To be frank, I hate the term “sacrifice.” What you really need to do in order to free yourself from burdensome debt is to make an active choice to do so. Choosing not to buy the latest iPhone or smart watch is not a sacrifice. Jumping on a grenade in a war zone is a sacrifice.

If you think that you are going to get out of debt without making the hard choices about the purchases that you make going forward, then you should stop reading now.. not really. But thinking of this reminds me of Dave Ramseys saying “If you will live like no one else now, later you can live like no one else

See also: Dave Ramsey vs Robery Kiyosaki

You are most likely going to have to say no to a lot of things. That dinner date with your friends at the fancy sushi restaurant, the new iPhone, that gym membership that you only use once a month, or the fastest internet plan your provider offers.

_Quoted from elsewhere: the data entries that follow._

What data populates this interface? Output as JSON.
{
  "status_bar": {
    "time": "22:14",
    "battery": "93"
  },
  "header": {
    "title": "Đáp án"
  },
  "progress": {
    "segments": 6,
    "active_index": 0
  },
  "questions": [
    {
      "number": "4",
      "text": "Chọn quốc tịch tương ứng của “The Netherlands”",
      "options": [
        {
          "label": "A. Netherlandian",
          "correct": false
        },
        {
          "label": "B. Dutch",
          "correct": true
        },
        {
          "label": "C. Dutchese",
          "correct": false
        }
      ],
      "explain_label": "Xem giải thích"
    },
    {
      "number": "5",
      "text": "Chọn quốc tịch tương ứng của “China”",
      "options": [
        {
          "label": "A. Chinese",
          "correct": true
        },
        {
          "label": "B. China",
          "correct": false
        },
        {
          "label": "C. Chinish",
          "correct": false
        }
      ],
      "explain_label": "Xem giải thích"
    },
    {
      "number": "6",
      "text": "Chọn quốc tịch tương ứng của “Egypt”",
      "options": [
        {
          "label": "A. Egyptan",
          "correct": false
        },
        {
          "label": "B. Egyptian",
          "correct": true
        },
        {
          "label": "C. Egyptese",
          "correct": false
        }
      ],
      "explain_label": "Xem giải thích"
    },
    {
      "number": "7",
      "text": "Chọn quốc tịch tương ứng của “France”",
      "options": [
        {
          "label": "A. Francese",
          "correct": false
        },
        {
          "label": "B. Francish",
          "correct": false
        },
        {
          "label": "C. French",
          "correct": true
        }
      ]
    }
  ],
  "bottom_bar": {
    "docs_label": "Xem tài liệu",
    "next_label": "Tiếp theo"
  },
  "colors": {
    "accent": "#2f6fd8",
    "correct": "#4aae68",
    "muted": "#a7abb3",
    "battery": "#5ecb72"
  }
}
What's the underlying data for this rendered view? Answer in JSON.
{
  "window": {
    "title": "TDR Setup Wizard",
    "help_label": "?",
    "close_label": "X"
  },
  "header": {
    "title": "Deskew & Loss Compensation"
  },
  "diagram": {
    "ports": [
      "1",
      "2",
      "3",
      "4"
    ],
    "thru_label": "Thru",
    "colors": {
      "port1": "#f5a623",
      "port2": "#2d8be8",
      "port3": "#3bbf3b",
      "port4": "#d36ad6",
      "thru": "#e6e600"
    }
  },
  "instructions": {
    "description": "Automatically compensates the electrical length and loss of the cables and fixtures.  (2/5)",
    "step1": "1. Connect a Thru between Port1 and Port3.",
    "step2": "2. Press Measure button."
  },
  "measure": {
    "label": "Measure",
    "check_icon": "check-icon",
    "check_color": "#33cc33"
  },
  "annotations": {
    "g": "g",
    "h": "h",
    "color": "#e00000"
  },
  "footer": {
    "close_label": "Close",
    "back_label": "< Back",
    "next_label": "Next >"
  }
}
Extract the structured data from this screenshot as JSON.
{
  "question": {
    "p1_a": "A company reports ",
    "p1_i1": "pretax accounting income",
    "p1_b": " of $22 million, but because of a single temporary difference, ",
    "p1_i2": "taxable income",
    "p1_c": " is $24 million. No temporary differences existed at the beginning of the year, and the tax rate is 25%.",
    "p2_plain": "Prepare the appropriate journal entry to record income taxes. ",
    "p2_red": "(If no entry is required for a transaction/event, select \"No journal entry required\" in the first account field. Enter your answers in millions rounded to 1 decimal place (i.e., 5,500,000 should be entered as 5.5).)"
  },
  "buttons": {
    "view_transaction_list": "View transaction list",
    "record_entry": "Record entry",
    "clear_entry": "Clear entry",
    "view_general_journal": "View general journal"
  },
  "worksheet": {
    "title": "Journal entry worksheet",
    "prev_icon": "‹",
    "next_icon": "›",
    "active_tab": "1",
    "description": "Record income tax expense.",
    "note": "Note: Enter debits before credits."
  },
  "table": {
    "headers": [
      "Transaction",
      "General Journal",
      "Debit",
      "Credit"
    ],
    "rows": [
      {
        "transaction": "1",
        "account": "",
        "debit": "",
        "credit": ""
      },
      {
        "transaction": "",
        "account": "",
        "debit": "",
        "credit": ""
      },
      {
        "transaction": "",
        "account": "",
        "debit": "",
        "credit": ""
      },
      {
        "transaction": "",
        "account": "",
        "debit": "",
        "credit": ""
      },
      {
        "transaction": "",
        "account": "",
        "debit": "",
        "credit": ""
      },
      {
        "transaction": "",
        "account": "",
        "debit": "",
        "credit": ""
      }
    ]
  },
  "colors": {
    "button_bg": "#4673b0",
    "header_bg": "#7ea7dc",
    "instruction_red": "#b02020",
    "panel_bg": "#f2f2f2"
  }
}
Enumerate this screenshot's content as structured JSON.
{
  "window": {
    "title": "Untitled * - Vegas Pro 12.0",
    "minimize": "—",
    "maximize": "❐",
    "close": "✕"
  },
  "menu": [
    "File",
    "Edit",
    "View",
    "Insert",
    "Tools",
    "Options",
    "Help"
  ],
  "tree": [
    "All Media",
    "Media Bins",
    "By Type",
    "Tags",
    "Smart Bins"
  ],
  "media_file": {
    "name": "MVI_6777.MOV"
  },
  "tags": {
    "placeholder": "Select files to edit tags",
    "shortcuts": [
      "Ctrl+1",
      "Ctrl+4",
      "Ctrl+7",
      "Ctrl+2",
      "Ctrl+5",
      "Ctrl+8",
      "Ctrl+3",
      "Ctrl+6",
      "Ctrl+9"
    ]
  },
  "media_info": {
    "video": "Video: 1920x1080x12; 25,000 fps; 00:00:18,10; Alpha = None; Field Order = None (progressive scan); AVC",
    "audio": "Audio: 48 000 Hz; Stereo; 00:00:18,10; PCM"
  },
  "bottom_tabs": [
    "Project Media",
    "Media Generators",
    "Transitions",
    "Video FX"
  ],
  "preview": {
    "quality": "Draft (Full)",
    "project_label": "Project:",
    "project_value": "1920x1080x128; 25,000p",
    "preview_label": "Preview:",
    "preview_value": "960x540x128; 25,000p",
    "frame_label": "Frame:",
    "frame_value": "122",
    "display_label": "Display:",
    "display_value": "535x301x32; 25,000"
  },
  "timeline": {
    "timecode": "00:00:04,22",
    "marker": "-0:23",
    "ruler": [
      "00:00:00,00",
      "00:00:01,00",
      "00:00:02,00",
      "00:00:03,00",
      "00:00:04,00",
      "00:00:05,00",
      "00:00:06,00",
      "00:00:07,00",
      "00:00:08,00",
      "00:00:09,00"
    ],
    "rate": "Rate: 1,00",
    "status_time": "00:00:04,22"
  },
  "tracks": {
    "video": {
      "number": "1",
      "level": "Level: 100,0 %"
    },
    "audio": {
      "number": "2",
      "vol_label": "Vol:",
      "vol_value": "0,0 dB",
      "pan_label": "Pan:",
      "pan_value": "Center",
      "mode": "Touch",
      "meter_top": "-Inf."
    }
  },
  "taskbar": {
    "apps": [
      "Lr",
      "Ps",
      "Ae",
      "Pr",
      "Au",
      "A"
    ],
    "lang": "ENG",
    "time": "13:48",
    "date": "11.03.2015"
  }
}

3. I can only afford unhealthy foods

While going to McDonald’s and buying food off of the dollar menu may be cheaper than going to the grocery store and getting some healthy alternatives, it is not a good life choice.

You can create extremely budget friendly meals at home that will not only be better for your body, but will taste better, too.

If you doubt me, here is a link to 15 recipes that you can cook at home for under five bucks! There are so many more that you can find on your own by just searching for key terms like “cheap, healthy recipes.”

What’s the point of getting out of debt if you can’t live long enough to enjoy the benefits?

No more excuses for eating that unhealthy fast food—well, at least not monetarily.